Claude Prompt to Draft a One-Page Business Plan
Turn a rough business idea into a structured, investor-readable one-page plan.
The Prompt
Act as a startup advisor. Based on the idea below, draft a one-page business plan with these sections: Problem, Solution, Target Customer, Business Model (how it makes money), Competition (2-3 named alternatives and how this differs), Go-to-Market (first 3 concrete steps), and Key Risks (2-3 honest risks, not generic ones). Keep the entire plan under 500 words. Idea: [DESCRIBE YOUR IDEA IN 2-3 SENTENCES]
Example
Idea: a subscription box that sends woodworking beginners a new project kit with pre-cut wood and instructions each month.
A structured plan naming the Problem as beginners lacking tools/confidence to start, a Solution section describing the kit, a Target Customer of hobbyist adults 25-55, a Business Model of $35-45/month subscriptions, named competitors, and honest risks like shipping cost volatility and churn after the novelty wears off.
Tips for Better Results
- Push back on generic output: ask "make the Key Risks section brutally honest, not generic startup risks."
- Follow up with "now write 3 investor pitch questions I should prepare for based on this plan."
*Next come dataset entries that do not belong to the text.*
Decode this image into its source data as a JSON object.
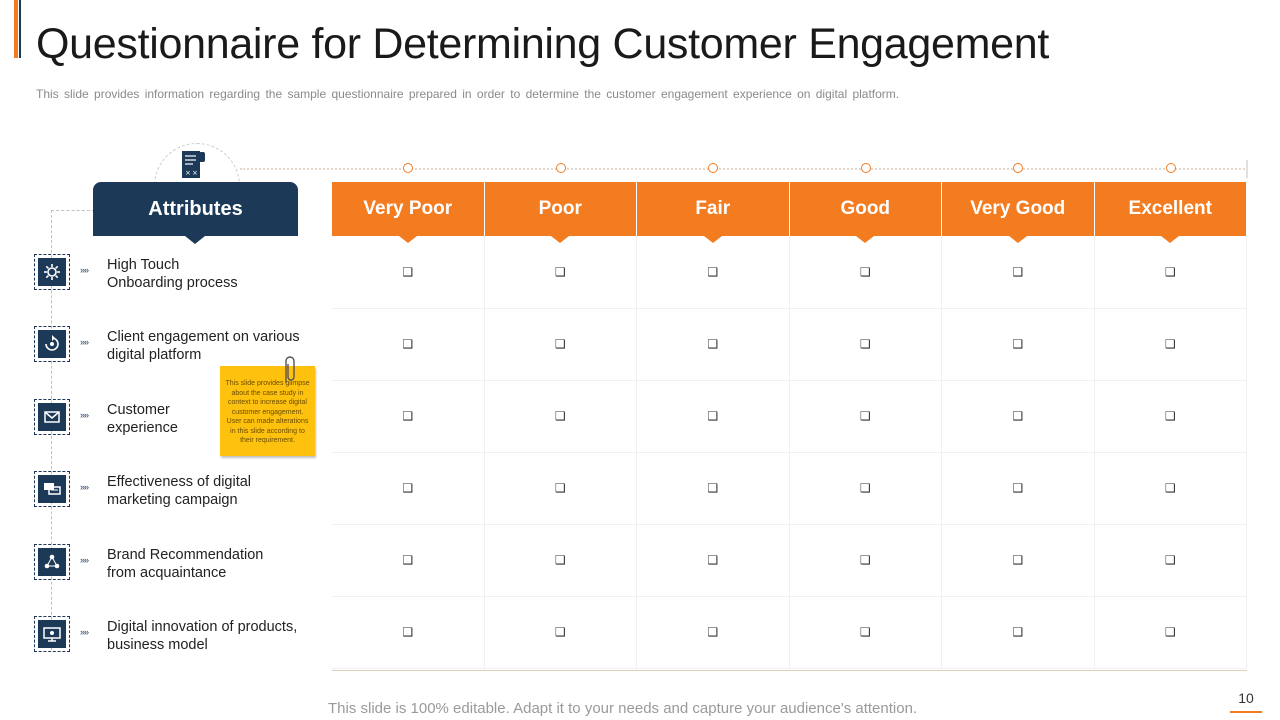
{
  "title": "Questionnaire for Determining Customer Engagement",
  "subtitle": "This slide provides information regarding the sample questionnaire prepared in order to determine the customer engagement experience on digital platform.",
  "attributes_header": "Attributes",
  "ratings": [
    {
      "label": "Very Poor"
    },
    {
      "label": "Poor"
    },
    {
      "label": "Fair"
    },
    {
      "label": "Good"
    },
    {
      "label": "Very Good"
    },
    {
      "label": "Excellent"
    }
  ],
  "checkbox_glyph": "❑",
  "attributes": [
    {
      "line1": "High Touch",
      "line2": "Onboarding process",
      "icon": "gear-cluster-icon"
    },
    {
      "line1": "Client engagement on various",
      "line2": "digital platform",
      "icon": "engagement-cycle-icon"
    },
    {
      "line1": "Customer",
      "line2": "experience",
      "icon": "envelope-icon"
    },
    {
      "line1": "Effectiveness of digital",
      "line2": "marketing campaign",
      "icon": "chat-bubbles-icon"
    },
    {
      "line1": "Brand Recommendation",
      "line2": "from acquaintance",
      "icon": "network-people-icon"
    },
    {
      "line1": "Digital innovation of products,",
      "line2": "business model",
      "icon": "monitor-icon"
    }
  ],
  "arrow_glyph": "»»",
  "sticky_note": "This slide provides glimpse about the case study in context to increase digital customer engagement. User can made alterations in this slide according to their requirement.",
  "footer": "This slide is 100% editable. Adapt it to your needs and capture your audience's attention.",
  "page_number": "10",
  "colors": {
    "accent": "#f47c20",
    "navy": "#1c3a57",
    "note": "#fec20e"
  }
}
- Use this as a thinking tool before committing money, not as a finished investor document.
FAQ
Can this replace a real business plan for investors?
This is best used as a fast first draft to clarify your own thinking; investors will expect financial projections and market sizing backed by real research beyond what an AI prompt can generate.
Does it work for service businesses, not just products?
Yes, the same structure works for agencies, consultancies, and SaaS ideas — just adjust the Business Model section to describe pricing (hourly, retainer, subscription, etc.).